Celsius Suffers Massive ETH Loss

According to a report by Dirty Bubble Media, ETH custodian service provider Stakehound announced at the end of June 2021 that due to the loss of private keys, a large amount of ETH held on behalf of users can no longer be withdrawn, totaling over 38,000 ETH. Following this incident, the price of Stakehound stETH plummeted as users who staked ETH with Stakehound faced liquidity issues in the market.

However, in a transaction in February last year, Celsius sent 35,000 ETH to Stakehound and received a significant amount of stETH in return.
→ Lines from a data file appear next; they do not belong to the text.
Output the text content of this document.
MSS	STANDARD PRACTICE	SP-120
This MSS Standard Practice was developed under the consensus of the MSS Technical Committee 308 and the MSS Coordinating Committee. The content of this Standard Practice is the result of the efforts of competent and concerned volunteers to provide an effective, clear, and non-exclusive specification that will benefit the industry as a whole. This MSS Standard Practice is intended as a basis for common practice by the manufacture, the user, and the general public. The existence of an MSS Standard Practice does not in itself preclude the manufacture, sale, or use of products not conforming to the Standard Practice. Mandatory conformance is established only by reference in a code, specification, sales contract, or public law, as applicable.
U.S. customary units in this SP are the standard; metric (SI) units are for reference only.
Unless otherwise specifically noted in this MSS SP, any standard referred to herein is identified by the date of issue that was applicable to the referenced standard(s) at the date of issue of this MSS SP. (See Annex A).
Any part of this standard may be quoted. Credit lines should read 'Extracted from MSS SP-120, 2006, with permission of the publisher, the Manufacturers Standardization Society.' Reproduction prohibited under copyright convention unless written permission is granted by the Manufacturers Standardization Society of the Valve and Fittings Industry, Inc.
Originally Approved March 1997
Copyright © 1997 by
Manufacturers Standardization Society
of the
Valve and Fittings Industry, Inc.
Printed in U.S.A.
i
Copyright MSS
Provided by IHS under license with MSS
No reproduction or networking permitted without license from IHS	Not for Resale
By examining the wallet address holding stETH here, it is evident that Celsius holds over 42,000 stETH, equivalent to around $73.6 million, making them the largest holder currently and incurring substantial losses.

Regarding the resolution of this issue, Stakehound attributes the loss to their custodian service provider Fireblocks and has filed a lawsuit against the company in an Israeli court. However, the problem remains unresolved, and stETH remains virtually worthless.

Is Celsius Facing a Run Risk?

Over the past year, Celsius did not disclose this matter to its customers until yesterday when the issue came to light. This lack of transparency may lead to a loss of trust among users, prompting them to redeem their ETH. If a redemption process faces liquidity issues, it could potentially trigger a run risk.

Twitter user yieldchad analyzed the situation and based on Celsius's current ETH holdings, only about 27%, approximately 260,000 ETH, is liquid, with 44% staked as stETH on Lido and 29% staked in ETH 2.0.

Note: The stETH in the two paragraphs refers to different currencies.

This means that the staked ETH will be locked and unusable for at least six months to a year, and the liquidity of stETH depends on the secondary market. Observing the liquidity pool on Curve, converting all 445,000 stETH to ETH would incur approximately a 55% slippage. To keep the slippage within 5%, the exchange amount should not exceed around 130,000 stETH.

yieldchad is pessimistic about the future development, assuming a weekly redemption of 50,000 ETH would deplete the liquid ETH in about 5 weeks. If there is still a high demand for exchanges and considering stETH's liquidity issues, Celsius may face significant losses.

However, this scenario is based on Celsius causing market panic due to poor reputation, and no one willing to step in after stETH is discounted. Additionally, for a large CeFi platform like Celsius, creating liquidity is not a challenge, and it is possible to address temporary liquidity shortages through other assets and lending platforms.